Domani, martedì 12 dicembre alle 16, nell’aula A1 del Monastero dei Benedettini avrà inizio il nuovo format di Zammù Multimedia “Zammù Spotlight” con il primo appuntamento dal titolo “Perché lavoriamo”.

Il sociologo Raimondo Catanzaro condurrà il pubblico nella storia delle trasformazioni del lavoro come elemento cruciale dell'identità di una persona. Dalla maledizione e condanna per il peccato originale della cultura ebraico-cristiana al "riscatto del lavoro" della tradizione marxista, non c’è momento nella storia dell’umanità in cui il lavoro non abbia costituito una dimensione essenziale. Perché ciò avvenga è relativamente semplice da spiegare: il lavoro è fondamentalmente il rapporto tra l’uomo e l’ambiente, attraverso il quale si sono trasformati e modificati i modi di essere, le reciproche relazioni dell’uno e dell’altro. In altri termini è una delle modalità fondamentali con le quali si sta al mondo. È questa la sua profonda dimensione antropologica. Tanto più con l’avvento della società industriale, esso è diventato l’elemento cruciale attraverso cui si costruisce l’identità di una persona. Ma come si sta trasformando oggi?

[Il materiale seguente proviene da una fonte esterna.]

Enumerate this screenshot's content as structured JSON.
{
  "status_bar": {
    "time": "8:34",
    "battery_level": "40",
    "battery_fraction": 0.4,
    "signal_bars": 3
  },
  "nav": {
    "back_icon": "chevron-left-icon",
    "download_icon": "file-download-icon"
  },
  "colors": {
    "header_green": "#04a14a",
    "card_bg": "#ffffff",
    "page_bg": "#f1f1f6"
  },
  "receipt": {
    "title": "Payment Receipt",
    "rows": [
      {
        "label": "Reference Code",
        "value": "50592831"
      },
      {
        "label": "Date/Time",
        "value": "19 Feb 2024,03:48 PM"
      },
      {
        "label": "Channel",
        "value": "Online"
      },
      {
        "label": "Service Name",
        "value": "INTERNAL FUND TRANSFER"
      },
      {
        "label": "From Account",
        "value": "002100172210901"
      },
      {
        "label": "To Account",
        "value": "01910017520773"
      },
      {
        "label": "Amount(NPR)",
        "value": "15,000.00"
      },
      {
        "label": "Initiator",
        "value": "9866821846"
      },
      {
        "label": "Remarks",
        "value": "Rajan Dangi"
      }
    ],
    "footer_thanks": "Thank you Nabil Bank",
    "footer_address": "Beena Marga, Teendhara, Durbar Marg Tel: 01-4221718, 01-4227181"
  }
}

Il tema verrà affrontato con riferimento al rapporto tra individuo e gruppo di appartenenza, che rinvia alle cosiddette cerchie di riconoscimento e ai gruppi di riferimento, alla percezione delle differenze sociali, ai criteri, valori e norme che guidano l’azione sociale.

Il sociologo proverà a ricostruire questo complesso rapporto attraverso una serie di esempi e casi analitici tratti da ricerche sociologiche, storia dell’industria fotografica, narrativa e film. Sarà presente anche Daniele Zito, autore del romanzo "Robledo" (Fazi Editore).